Portuguese Scientist Joao Magueijo

Photo: UAL.com



  Faster than the Speed of Light by
Joao Magueijo

Review by Louis Hemmi - Houston Book Club


Published 2003. Penguin Books, $15.00

Houston Book Club - http://www.HoustonBookClub.com. June, 2004 book club selection. Selected by Rashid S.

Maverick Scientist Challenges the Established Orthodoxy of Light

The first half of the book is interesting enough, and the author attempts to explain scientific phenomena related to the speed of light in easy-to-understand terms. Such material is found in many magazines. I found these comprehensible, and gained new appreciation for the issues involved.

However, the second half is not as satisfying or relevant to the topic. His references to his personal life and feelings are tiresome after a while, and I found the gratuitous vulgarity with which the final chapters are peppered to be evidence of a sophomoric mindset. Still, I suppose it's no worse than US Vice President Dick Cheney's rhetoric in the Senate.

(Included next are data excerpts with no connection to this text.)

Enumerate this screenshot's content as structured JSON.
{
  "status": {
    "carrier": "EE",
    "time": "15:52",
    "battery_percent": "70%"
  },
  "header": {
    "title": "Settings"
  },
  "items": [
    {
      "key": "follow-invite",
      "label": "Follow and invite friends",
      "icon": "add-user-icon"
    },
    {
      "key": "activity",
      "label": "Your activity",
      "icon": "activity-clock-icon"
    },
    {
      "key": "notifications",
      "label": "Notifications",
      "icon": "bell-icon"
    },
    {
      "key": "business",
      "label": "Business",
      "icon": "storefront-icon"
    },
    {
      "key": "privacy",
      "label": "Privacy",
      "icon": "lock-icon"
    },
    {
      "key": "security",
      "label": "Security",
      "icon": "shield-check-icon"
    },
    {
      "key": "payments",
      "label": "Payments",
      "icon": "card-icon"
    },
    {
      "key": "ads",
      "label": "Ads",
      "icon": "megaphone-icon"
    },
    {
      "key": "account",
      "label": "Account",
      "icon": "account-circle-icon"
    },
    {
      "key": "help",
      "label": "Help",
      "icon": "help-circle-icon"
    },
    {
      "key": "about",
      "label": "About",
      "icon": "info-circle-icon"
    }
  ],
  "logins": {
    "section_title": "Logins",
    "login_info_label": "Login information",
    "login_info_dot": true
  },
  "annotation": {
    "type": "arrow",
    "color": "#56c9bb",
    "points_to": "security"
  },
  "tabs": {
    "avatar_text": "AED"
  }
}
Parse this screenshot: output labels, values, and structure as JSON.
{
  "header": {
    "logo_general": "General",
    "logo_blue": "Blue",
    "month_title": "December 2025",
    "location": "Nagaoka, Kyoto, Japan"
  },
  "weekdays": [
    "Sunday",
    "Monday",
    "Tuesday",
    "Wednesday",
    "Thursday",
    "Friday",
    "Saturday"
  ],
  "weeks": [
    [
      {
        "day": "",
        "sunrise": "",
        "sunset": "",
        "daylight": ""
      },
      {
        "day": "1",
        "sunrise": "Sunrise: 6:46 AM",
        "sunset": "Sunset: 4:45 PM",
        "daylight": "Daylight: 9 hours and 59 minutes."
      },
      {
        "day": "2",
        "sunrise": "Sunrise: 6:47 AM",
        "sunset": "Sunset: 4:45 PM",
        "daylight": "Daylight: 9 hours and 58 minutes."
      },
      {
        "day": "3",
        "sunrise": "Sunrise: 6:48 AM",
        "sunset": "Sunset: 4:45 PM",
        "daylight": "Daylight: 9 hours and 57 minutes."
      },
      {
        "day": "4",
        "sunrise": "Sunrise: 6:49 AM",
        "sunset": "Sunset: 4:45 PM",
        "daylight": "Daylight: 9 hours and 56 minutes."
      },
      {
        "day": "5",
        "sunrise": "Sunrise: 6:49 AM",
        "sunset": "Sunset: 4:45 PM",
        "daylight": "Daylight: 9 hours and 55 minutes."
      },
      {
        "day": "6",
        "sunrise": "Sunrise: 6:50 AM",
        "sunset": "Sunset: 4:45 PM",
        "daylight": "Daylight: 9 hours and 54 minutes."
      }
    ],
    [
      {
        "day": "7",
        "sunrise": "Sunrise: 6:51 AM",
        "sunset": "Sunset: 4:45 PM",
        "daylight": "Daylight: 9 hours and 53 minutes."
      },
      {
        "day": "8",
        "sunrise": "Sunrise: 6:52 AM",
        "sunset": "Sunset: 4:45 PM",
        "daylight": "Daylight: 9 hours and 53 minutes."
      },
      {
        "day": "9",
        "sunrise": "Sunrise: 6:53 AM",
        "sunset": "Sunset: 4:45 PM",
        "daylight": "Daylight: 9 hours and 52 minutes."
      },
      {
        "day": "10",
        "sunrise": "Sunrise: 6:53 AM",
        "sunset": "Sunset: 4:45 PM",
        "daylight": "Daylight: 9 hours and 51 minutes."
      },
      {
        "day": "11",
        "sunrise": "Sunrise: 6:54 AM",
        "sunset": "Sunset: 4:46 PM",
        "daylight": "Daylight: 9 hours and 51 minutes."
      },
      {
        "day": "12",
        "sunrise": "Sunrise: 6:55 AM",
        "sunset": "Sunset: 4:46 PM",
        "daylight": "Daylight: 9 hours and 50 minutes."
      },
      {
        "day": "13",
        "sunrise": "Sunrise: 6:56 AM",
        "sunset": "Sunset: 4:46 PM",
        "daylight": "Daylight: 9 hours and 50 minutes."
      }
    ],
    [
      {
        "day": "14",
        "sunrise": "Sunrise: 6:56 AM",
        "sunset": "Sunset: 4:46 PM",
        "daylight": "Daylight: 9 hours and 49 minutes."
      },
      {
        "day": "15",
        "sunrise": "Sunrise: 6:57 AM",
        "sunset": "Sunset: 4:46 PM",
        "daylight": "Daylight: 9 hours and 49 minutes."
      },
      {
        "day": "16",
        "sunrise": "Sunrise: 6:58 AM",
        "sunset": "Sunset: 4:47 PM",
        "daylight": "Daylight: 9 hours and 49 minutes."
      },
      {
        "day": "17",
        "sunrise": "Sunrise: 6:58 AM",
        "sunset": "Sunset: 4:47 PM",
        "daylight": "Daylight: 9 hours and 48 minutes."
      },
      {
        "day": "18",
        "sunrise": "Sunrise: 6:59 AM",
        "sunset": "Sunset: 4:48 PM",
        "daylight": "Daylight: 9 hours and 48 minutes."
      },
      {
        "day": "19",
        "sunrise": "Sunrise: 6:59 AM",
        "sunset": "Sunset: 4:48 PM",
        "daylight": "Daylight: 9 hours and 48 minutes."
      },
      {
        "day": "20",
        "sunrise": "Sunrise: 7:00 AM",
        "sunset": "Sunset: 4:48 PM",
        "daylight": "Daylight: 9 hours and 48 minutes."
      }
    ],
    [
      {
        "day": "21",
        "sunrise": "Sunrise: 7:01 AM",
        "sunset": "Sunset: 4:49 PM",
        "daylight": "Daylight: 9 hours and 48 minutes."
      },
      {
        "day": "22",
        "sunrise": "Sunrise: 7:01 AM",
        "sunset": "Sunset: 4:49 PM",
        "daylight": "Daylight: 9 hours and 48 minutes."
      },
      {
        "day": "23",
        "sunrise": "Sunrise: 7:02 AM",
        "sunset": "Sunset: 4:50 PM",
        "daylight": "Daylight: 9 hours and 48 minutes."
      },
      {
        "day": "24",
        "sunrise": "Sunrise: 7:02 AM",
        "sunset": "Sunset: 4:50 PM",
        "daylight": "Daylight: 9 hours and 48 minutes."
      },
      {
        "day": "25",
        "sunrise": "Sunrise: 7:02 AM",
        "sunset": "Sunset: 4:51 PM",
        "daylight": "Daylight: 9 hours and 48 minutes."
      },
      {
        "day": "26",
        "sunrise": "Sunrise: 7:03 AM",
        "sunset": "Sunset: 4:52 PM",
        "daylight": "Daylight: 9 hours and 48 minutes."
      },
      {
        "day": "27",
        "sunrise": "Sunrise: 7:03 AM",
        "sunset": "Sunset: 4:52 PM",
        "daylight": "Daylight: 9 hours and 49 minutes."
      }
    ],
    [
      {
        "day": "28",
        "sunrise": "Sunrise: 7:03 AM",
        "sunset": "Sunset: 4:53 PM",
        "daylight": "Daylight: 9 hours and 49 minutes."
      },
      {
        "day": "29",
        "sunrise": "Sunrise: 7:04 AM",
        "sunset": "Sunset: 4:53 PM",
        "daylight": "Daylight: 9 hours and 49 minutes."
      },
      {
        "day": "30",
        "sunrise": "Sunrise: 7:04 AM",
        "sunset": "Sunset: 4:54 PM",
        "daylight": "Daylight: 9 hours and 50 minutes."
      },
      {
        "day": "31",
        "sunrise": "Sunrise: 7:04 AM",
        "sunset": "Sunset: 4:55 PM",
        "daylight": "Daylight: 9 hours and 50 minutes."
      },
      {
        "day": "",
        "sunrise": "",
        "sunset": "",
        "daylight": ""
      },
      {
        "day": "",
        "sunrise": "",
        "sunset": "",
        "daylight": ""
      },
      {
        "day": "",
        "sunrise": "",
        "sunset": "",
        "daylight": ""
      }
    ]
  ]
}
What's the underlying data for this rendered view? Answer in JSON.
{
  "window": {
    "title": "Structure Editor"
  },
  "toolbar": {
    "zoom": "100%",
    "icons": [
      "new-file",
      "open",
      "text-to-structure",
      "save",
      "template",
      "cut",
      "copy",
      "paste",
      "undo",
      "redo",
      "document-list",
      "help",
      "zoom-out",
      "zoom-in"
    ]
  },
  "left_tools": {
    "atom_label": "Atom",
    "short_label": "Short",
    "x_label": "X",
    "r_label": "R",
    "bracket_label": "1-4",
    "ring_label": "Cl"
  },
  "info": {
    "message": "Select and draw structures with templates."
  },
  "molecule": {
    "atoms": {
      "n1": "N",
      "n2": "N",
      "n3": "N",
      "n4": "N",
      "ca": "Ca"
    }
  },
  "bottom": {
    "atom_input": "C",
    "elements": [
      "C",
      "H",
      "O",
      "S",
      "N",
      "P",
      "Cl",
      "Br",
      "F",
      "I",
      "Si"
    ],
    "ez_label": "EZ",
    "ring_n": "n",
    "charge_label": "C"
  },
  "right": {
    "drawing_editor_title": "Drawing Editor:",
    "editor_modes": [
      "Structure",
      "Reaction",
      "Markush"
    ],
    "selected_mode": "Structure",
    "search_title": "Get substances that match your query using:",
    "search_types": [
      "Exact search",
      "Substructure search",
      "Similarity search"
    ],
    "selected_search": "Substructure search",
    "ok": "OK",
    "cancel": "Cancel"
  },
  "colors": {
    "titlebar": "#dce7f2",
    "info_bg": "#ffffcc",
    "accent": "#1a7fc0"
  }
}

I did not find that the photos of his friends, including his girlfriend, added anything of value. To the world-at-large, few things are of as little interest as the politics and intrigue intrinsic in just about every profession.

In short, while the first half is of some interest, the author's writing reveals a pompous and vulgar nature. I was a little annoyed that he frequently compares himself to Albert Einstein, though he criticizes him with every reference. This is consistent with his romantic self-view as young innovator vs. stodgy oldsters.

The book was worth reading for me, as I had very little familiarity with the Theory of Relativity, much less VSL, so I am glad I was exposed to at least a cursory treatment, but would have liked a different approach to the writing, i.e. a different author, such as Professor Stephen Hawking.

I particularly enjoyed this snippet:

Megueijo writes ". . . we do not notice energy, but only variations in energy."

"In a popular science account of [the concept that 1 gram of matter has potential energy equivalent energy to 20,000 kg of TNT], Einstein wrote "consider a phenomenally rich man who never parts from his money. He lives modestly, and goes around spending only small sums. Thus no one knows of his large fortune because only variations in his wealth are perceptible to the world. The large energy associated with the mass of objects is very similar."

In short, the first half of the book is as interesting as an article in Popular Science, though the second half can safely be used in better ways (such as to line the proverbial parakeet's cage).